Al Colégio da Artes, altra sede distaccata, spiccano The Library of Unborrowed Book, di Meriç Algün e la serie Senza titolo di João Gabriel. La prima è un’istallazione composta da una grande libreria piena di quei libri che, alla Biblioteca Universitaria non sono mai stati chiesti in prestito. Sorprende trovarvi i nomi di Oscar Wilde, Virginia Woolf, e persino Ferdinando Pessoa. Un invito a riflettere su un pericoloso sintomo di allontanamento dalla cultura che potrebbe poi causare quegli scenari autoritari paventati da Dialogo del silenzio. Perché la cultura è innanzitutto libertà. Invece, João Gabriel, la cui pittura trae ispirazione del primitivismo di Gauguin, indaga gli aspetti ancestrali della sessualità umana e del rapporto primigenio con la natura. Una pittura espressiva e carnale, che scava nell’essenza dell’anima umana.
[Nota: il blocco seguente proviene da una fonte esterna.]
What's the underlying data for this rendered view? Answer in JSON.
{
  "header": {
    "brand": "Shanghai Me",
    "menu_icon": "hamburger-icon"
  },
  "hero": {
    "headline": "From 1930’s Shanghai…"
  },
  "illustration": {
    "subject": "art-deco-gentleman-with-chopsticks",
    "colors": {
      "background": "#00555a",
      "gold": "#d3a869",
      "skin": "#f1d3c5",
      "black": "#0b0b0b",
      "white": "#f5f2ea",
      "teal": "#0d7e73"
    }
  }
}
Anna Boghiguian, ABC of Life, 2019 Bienal de Coimbra 2019 © Jose Cruzio

La Biennale di Antunes e Farias ha però anche un volto utopista e umanista, come si addice a una città intellettuale quale è Coimbra. Il già citato convento di Santa Clara ospita le maquette in grande scala di due progetti che un team di architetti ha realizzato per un possibile crematorio da realizzare in città, stante l’alto tasso annuale di cremazioni in Portogallo. Una dinamica della società che deve essere affrontata nel miglior modo possibile, in armonia con la città e la sua storia. Il convento di Santa Clara è uno dei luoghi proposti per integrarvi il crematorio, ipotesi affascinante ma poco praticabile. Ma non è questo che conta, l’essenziale è aprire il dibattito.

Legate invece alla tradizione dei chiostro religiosi e dei giardini chiusi, le due istallazioni Hortus Conclusus, che riproducono due spazi naturali, geometricamente ordinati, luoghi d’armonia dove si tengono incontri e workshop a margine della Biennale. La partecipazione del pubblico è infatti costante e su grandi numeri, cosa che premia il lavoro della direzione e della municipalità su un progetto che unisce il Portogallo all’Europa e al Sud America.